Depois de uma luta acirrada contra um câncer surpreendentemente agressivo, Françoise Forton faleceu neste domingo, 16 de janeiro, e nos legou também um exemplo de crença elevada no poder da vida. Guerreira na arte, pela qual sempre combateu com todas as armas ao seu alcance, ela nos deixou como uma luminosa guerreira da vida, pois enfrentou a doença com absoluta galhardia.

Ela nos deixa de herança uma grande inspiração: assumir a necessidade de lutar pelo teatro brasileiro. Unir todas as forças a favor da arte do teatro e da arte do ator. Sim, especialmente a favor do ator. Existe uma potência criativa na arte brasileira à espera de nossa atenção. Precisamos nos dedicar mais aos nossos atores, aprender mais com o elevado grau de doação de arte que deles recebemos.
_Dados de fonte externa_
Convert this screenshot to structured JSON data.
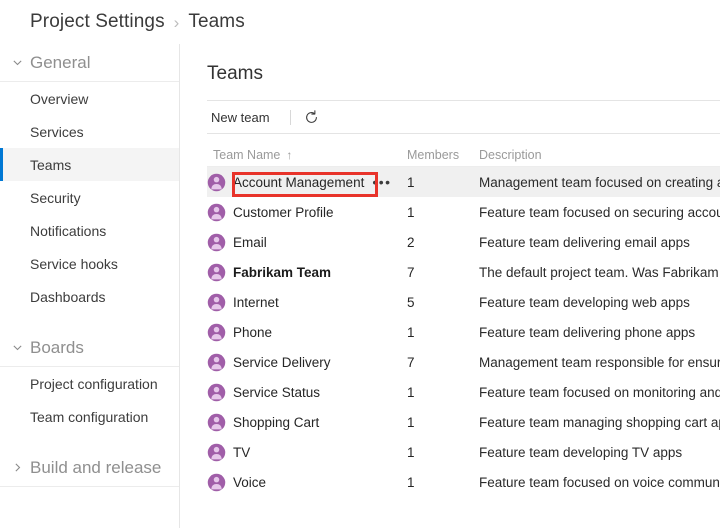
{
  "breadcrumb": {
    "root": "Project Settings",
    "separator": "›",
    "current": "Teams"
  },
  "sidebar": {
    "groups": [
      {
        "label": "General",
        "expanded": true,
        "chevron": "chevron-down-icon",
        "items": [
          {
            "label": "Overview",
            "selected": false
          },
          {
            "label": "Services",
            "selected": false
          },
          {
            "label": "Teams",
            "selected": true
          },
          {
            "label": "Security",
            "selected": false
          },
          {
            "label": "Notifications",
            "selected": false
          },
          {
            "label": "Service hooks",
            "selected": false
          },
          {
            "label": "Dashboards",
            "selected": false
          }
        ]
      },
      {
        "label": "Boards",
        "expanded": true,
        "chevron": "chevron-down-icon",
        "items": [
          {
            "label": "Project configuration",
            "selected": false
          },
          {
            "label": "Team configuration",
            "selected": false
          }
        ]
      },
      {
        "label": "Build and release",
        "expanded": false,
        "chevron": "chevron-right-icon",
        "items": []
      }
    ]
  },
  "main": {
    "title": "Teams",
    "toolbar": {
      "new_team_label": "New team",
      "refresh_icon": "refresh-icon"
    },
    "table": {
      "columns": [
        {
          "key": "name",
          "label": "Team Name",
          "sorted": true,
          "sort_direction": "ascending",
          "sort_glyph": "↑"
        },
        {
          "key": "members",
          "label": "Members"
        },
        {
          "key": "description",
          "label": "Description"
        }
      ],
      "rows": [
        {
          "name": "Account Management",
          "members": "1",
          "description": "Management team focused on creating and",
          "bold": false,
          "highlighted": true,
          "show_menu": true,
          "annotated": true
        },
        {
          "name": "Customer Profile",
          "members": "1",
          "description": "Feature team focused on securing account",
          "bold": false,
          "highlighted": false,
          "show_menu": false,
          "annotated": false
        },
        {
          "name": "Email",
          "members": "2",
          "description": "Feature team delivering email apps",
          "bold": false,
          "highlighted": false,
          "show_menu": false,
          "annotated": false
        },
        {
          "name": "Fabrikam Team",
          "members": "7",
          "description": "The default project team. Was Fabrikam Fi",
          "bold": true,
          "highlighted": false,
          "show_menu": false,
          "annotated": false
        },
        {
          "name": "Internet",
          "members": "5",
          "description": "Feature team developing web apps",
          "bold": false,
          "highlighted": false,
          "show_menu": false,
          "annotated": false
        },
        {
          "name": "Phone",
          "members": "1",
          "description": "Feature team delivering phone apps",
          "bold": false,
          "highlighted": false,
          "show_menu": false,
          "annotated": false
        },
        {
          "name": "Service Delivery",
          "members": "7",
          "description": "Management team responsible for ensure",
          "bold": false,
          "highlighted": false,
          "show_menu": false,
          "annotated": false
        },
        {
          "name": "Service Status",
          "members": "1",
          "description": "Feature team focused on monitoring and",
          "bold": false,
          "highlighted": false,
          "show_menu": false,
          "annotated": false
        },
        {
          "name": "Shopping Cart",
          "members": "1",
          "description": "Feature team managing shopping cart app",
          "bold": false,
          "highlighted": false,
          "show_menu": false,
          "annotated": false
        },
        {
          "name": "TV",
          "members": "1",
          "description": "Feature team developing TV apps",
          "bold": false,
          "highlighted": false,
          "show_menu": false,
          "annotated": false
        },
        {
          "name": "Voice",
          "members": "1",
          "description": "Feature team focused on voice communic",
          "bold": false,
          "highlighted": false,
          "show_menu": false,
          "annotated": false
        }
      ],
      "row_menu_glyph": "•••"
    }
  },
  "annotation": {
    "color": "#e8332a",
    "target": "Account Management"
  },
  "colors": {
    "accent": "#0078d4",
    "annotation": "#e8332a",
    "avatar_fill": "#a05ea8",
    "avatar_inner": "#e3c3e8",
    "selected_row_bg": "#f0f0f0",
    "selected_nav_bg": "#f4f4f4"
  }
}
Não dá mais para aceitar que a grande tradição artística existente no país vegete como legado descartável.

Atores não existem para o esquecimento. Eles possuem um dom exemplar, a capacidade de materializar a força da vida. Em cena, eles se transformam e, na plateia, nos transformam. Celebrar a sua obra é acreditar na grandeza da vida humana. Assim poderemos celebrar de verdade, para sempre, para não esquecer jamais, a arte de Françoise Forton.